Let’s start off by creating a layout.pug file in the views directory:

touch views/layout.pug

Then add the following:

doctype html
html
  head
    title Staff Directory
    link(rel='stylesheet' href='https://cdn.jsdelivr.net/npm/[email protected]/dist/semantic.min.css')
    style.
      table.ui.celled img { display: inline-block; }
      footer { margin: 35px 0 15px 0; text-align: center }

  body
    main#main
    h1.ui.center.aligned.header Staff Directory
    .ui.container

      block content

    block footer
      footer
        p © #{new Date().getFullYear()} My Company

What we’ve done here is create a layout file than can be extended by other Pug files within our project. When you have a large number of Pug files, this saves a considerable amount of code.

The way this works is that we’ve defined two blocks of content (block content and block footer) that a child template may replace. In the case of the footer block, we’ve also defined some fallback content that will be rendered if the child template doesn’t redefine this block.

Now we can tell our index.pug file to inherit from our layout:

extends layout.pug

block content
  table.ui.celled.table.center.aligned
    thead
      tr
        th Avatar
        th First Name
        th Last Name
        th Email
        th Phone
        th City
    tbody
      each employee in employees
        tr
          td
            img.ui.mini.rounded.image(src=employee.picture.thumbnail)
          td #{employee.name.first}
          td #{employee.name.last}
          td #{employee.email}
          td #{employee.phone}
          td #{employee.location.city}
    tfoot
      tr
        th(colspan='6')

The result is the same as we had before, but the code now has a better structure.

Mixins

Mixins allow you to create reusable blocks of Pug. We can use this to extract our table row into its own file.
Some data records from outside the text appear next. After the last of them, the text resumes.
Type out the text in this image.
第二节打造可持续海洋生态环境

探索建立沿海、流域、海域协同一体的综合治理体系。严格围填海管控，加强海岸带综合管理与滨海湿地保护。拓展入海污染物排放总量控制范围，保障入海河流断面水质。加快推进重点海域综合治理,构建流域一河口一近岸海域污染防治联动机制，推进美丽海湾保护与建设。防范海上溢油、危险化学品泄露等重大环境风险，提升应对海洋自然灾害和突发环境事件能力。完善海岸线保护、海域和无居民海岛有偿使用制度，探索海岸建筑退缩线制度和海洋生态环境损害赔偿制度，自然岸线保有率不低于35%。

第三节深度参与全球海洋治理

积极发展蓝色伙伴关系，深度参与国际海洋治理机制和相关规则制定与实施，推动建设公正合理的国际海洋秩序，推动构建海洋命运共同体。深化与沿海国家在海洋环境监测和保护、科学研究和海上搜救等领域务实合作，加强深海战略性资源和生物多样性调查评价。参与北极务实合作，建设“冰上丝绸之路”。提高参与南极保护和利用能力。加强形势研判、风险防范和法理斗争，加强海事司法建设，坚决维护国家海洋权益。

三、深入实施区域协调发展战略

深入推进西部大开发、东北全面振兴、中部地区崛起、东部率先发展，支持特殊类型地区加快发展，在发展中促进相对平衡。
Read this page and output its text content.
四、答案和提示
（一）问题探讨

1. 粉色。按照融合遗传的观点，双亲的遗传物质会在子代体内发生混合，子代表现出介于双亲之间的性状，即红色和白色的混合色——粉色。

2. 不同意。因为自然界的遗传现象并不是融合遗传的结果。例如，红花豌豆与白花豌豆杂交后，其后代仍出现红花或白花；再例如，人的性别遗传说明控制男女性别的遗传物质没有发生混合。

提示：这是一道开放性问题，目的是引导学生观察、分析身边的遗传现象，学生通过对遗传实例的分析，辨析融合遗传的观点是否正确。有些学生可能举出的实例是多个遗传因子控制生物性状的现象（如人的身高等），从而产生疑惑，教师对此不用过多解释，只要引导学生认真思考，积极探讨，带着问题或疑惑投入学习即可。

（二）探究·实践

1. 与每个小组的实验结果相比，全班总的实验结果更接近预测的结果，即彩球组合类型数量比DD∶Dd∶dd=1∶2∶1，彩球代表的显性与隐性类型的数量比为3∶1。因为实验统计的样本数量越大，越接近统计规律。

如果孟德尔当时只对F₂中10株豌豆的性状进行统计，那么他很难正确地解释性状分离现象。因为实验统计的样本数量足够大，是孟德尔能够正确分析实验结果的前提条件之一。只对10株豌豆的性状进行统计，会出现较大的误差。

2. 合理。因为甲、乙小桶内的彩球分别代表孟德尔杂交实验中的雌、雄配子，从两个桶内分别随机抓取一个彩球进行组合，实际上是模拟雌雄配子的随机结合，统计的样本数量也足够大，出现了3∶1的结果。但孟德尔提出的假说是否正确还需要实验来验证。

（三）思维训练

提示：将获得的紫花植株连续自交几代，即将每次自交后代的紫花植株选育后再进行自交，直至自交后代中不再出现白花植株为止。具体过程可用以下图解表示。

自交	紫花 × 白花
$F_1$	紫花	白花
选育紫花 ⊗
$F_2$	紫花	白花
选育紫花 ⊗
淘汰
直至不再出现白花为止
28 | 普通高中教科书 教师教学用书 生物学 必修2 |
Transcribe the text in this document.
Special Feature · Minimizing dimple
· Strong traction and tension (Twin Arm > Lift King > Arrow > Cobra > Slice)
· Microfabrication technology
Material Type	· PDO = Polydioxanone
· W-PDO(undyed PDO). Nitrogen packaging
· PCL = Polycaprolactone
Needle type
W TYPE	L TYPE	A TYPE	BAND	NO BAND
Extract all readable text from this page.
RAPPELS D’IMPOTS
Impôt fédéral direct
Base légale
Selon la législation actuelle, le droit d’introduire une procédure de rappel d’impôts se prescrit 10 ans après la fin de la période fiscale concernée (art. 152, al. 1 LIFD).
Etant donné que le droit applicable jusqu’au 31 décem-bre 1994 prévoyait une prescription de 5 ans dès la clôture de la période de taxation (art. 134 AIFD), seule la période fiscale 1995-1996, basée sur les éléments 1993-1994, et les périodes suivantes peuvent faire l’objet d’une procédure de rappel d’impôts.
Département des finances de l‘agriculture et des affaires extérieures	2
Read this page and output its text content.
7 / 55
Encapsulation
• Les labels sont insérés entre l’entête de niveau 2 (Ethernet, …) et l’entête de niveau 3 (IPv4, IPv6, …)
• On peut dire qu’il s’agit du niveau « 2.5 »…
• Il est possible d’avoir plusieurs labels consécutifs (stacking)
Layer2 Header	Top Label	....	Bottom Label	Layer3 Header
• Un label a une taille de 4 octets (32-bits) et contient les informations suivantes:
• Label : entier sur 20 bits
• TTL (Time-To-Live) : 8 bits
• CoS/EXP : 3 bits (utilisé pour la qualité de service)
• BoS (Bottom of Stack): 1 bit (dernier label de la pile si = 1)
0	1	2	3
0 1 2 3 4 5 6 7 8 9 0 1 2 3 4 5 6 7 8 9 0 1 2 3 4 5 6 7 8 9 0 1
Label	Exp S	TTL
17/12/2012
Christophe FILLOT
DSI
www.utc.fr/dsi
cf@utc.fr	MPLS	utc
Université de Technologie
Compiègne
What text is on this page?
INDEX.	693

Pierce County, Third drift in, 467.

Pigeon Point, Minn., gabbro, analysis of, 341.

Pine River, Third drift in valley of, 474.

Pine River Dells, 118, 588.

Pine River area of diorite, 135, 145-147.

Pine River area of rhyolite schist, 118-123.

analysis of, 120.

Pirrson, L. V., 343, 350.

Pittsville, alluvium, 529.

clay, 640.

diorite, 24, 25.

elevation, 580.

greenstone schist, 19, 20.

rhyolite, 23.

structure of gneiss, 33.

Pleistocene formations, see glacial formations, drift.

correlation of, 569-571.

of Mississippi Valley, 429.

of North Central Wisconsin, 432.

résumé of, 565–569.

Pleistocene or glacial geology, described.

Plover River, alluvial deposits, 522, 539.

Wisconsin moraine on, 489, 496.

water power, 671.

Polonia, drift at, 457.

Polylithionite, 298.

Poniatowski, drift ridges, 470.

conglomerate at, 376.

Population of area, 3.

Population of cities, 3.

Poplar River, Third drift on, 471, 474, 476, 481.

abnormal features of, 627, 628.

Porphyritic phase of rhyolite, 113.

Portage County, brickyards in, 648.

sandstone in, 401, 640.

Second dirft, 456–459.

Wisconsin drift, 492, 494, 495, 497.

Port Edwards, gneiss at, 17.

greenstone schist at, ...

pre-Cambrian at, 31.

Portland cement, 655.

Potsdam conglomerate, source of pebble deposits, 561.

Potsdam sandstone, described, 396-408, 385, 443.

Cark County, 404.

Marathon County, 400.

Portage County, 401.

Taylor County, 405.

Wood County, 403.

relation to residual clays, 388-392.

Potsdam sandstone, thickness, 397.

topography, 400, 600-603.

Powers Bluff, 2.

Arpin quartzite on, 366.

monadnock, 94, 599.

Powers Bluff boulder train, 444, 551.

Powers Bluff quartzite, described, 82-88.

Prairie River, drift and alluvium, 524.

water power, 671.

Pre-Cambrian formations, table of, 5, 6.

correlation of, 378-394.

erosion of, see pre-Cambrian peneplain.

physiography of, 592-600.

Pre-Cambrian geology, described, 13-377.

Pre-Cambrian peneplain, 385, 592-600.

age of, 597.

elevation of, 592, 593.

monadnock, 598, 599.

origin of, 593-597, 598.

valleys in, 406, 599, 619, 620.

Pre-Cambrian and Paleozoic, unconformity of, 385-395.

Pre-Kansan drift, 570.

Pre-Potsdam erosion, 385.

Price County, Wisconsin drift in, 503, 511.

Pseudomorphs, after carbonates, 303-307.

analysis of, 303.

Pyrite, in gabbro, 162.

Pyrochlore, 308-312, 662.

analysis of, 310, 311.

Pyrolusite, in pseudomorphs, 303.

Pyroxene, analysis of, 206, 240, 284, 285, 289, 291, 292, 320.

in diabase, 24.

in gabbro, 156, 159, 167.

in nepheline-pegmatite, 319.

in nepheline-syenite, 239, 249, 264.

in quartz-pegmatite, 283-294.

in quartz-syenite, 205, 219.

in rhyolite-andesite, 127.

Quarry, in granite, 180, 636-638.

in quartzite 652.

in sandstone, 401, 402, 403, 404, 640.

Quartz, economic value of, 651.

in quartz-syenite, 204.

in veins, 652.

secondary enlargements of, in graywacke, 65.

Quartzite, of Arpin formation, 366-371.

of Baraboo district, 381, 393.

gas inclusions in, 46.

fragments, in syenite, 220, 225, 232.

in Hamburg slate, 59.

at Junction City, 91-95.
Create a folder called mixins in the views folder and in that folder create a file named _tableRow.pug:

mkdir views/mixins
touch views/mixins/_tableRow.pug

Mixins are declared using the mixin keyword. They are compiled to functions and can take arguments. Add the following to views/mixins/_tableRow.pug:

mixin tableRow(employee)
  tr
    td
      img.ui.mini.rounded.image(src=employee.picture.thumbnail)
    td #{employee.name.first}
    td #{employee.name.last}
    td #{employee.email}
    td #{employee.phone}
    td #{employee.location.city}

Now alter index.pug like so:

extends layout.pug
include mixins/_tableRow

block content
  table.ui.celled.table.center.aligned
    thead
      tr
        th Avatar
        th First Name
        th Last Name
        th Email
        th Phone
        th City
    tbody
      each employee in employees
        +tableRow(employee)
    tfoot
      tr
        th(colspan='6')

As you can see, we’re importing the mixin at the top of the file. We then call it by prefixing its name with a plus symbol and pass it our employee object to display.

This is overkill for our little app, but it demonstrates a very useful feature of Pug which allows us to write reusable code.

Conclusion

Well done if you’ve made it this far! We’ve covered a lot of ground in this tutorial. We’ve looked at installing Pug, its basic syntax, its JavaScript support and constructs for iteration and conditional rendering. Finally, we built a fully functioning Express app which pulls data from a remote source and feeds it to a Pug template.

There’s still a lot more that Pug can do. I’d encourage you to check out its excellent documentation and to just start using it in your projects. You can also use it with several modern JS frameworks, such as React or Vue, and it has even been ported to several other languages.

If you’re looking for a challenge, why not try extending the employee directory to add the missing CRUD functionality. And if you get stuck with the syntax, don’t forget that help is always at hand.